I have in front of me the liner notes that Bill Flanagan penned for Jeff Buckley’s posthumous release, “(Sketches For) My Sweetheart The Drunk”. There, at the end of the first paragraph (the one that invariably holds the deepest poignancy as it has to introduce the subject, and at the same time summarize its blazing successes without overemphasizing the tragedy that truncated his life) I find the one remark that lets me describe this independent Uruguayan band after having lived with its music for the last two weeks.
When explaining Buckley’s reluctance to issue the disc he had recorded with the mythical Tom Verlaine some time before his untimely passing, Flanagan justifies the decision by describing Jeff’s approach to his music (and to his own life) as a process where the actual journey was emphasized over the act of arriving.
That is exactly the impression I have after listening to the music put forth by this band from Canelones. I don’t necessarily think that the songs they have recorded for their first album (named “De La Locura”; it is produced and sold by the band) can be termed a point of arrival in any sense. The music (thankfully) sounds more like a start to me, and that is always commendable when it boils to the first material that any band is releasing. If anything, El Cardenal Sebastián’s music is like a deliberately leveled journey towards an horizon that doesn’t seem that far out of reach. Yet, the horizon that is aimed for is actually an undulating one which makes it hard to discern where it is that the ground ends and the sky commences. The purpose of the actual journey turns into a much trickier one. What lies on one side and what lies on the other? That is the basic question that the band poses. Both the music and the lyrics transmit that sense of a procession towards something which is fated to be in two places at the same time, for the simple reason that, well, such is life. And whatever shortcomings their music might have, you can’t veto it on grounds of failing to express vitality.
In “Detras De Su Piel” [Behind His Skin], singer Carolina Falcón announces “Voy cruzando la ciudad que se enciende” [I go through the city as it lights up], and later in the same song the search for “las semillas de lo incierto” [the seeds of uncertainty] is presented as the one and only valid pursuit. Yet, the song poses the insoluble dilemma of having to root yourself in order to let life germinate and spread from what was once you. That dilemma (the conflict between what one is and one wants to become, that duality again) is precisely what lies at the heart of the song, and of the repertory that the band has unleashed so far.

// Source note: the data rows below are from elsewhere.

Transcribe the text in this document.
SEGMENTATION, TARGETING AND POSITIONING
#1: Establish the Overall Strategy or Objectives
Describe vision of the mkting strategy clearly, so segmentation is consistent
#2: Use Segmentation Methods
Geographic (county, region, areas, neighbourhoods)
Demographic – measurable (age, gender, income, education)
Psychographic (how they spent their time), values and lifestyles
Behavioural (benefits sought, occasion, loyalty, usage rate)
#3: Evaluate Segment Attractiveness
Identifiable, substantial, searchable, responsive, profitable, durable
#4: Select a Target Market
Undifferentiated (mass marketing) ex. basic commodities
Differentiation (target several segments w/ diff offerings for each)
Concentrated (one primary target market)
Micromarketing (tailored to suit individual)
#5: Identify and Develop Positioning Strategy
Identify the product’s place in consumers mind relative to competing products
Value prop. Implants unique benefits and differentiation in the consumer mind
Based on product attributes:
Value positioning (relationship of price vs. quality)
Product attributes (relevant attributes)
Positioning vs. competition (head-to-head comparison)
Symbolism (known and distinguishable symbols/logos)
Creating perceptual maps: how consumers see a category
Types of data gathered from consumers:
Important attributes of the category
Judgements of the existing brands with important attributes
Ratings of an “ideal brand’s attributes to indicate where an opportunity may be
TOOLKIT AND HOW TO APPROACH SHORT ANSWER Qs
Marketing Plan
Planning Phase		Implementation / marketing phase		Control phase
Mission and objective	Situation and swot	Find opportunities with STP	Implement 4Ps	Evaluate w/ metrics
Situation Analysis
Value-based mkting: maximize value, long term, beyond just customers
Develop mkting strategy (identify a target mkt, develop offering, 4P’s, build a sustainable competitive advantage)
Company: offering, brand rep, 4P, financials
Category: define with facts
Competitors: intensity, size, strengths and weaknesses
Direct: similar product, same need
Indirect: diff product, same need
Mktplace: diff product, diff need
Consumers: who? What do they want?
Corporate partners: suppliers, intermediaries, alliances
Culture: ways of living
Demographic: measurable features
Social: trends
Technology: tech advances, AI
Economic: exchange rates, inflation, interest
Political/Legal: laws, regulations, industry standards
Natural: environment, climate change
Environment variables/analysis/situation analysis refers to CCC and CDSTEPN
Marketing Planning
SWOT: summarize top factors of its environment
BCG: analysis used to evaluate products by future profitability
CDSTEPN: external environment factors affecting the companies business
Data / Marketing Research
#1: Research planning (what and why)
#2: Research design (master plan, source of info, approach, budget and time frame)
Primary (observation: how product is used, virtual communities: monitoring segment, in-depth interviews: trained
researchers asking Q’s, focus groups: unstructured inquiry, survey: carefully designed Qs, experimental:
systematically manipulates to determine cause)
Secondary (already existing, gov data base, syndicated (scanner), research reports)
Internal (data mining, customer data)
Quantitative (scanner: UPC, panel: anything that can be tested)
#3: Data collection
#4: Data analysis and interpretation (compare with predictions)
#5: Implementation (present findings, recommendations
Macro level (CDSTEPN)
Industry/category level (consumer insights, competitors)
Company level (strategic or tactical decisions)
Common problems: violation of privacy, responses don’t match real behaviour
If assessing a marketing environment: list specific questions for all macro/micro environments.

Another song (De La Locura) includes the lines “Una vez hice el intento de escribirle al sol/quizá bajo los efectos de una pasajera ilusión” [I once tried to write to the sun/maybe under the influence of a fleeting illusion]. And this explicit study of a link between the real world and an illusory state is further developed later on, in the lyrics “Yo viajé por un momento en otra realidad/fue como sentir tus dedos/besando mi tranquilidad” [I traveled for a little while through another reality/it was like feeling your fingers/kissing my tranquility].
I have to admit that sometimes they lose me along the way, such as in the song “Solo” [Alone], which is far too typical and topical in its treatment of romantic disillusionment.
Commenting on the actual production values of these songs would be gratuitous, as they are self-funded recordings. But if you were to charge that the snare drum lacks depth and that the sound effects in songs like “Para No Ceder” come across as cheesy you would also have to mention that the vocals are pristine in the way that they coalesce and bounce off each other when needed.
The Italian often say that it is always much better to go than to arrive. That is true, but the Japanese nail it even better when they propound that “It’s preferable to travel full of longing than to arrive at your destination”. In a scene as demanding on artists like the one we have in Uruguay, having the determination to start a journey like this one implies many things. Longing is one. But so are belief, and the strength to lift your voice and ask, ask, ask for all the people that will listen to you where things that are and things that should be start and end. And start again. And any artist who is willing to find that out for us has to start by making the admission the band does on “Para No Ceder”: “Yo no sé la solución/ solo tengo esta canción/ y eso solo es todo lo que soy” [I don’t have the answer/I just have this song/and that is all I am]. That is the beginning of everything. And that is also an answer. In a disc that makes you think so much about what is what, having such an affirmation is enough to level that swaying horizon and make everything approachable for everybody. Ultimately, if there is a definitive answer to any of these questions, we are finding it together. The band provides many questions and just a little answer in their first work. But the words of Pete Townshend have never been truer. Just a little is enough.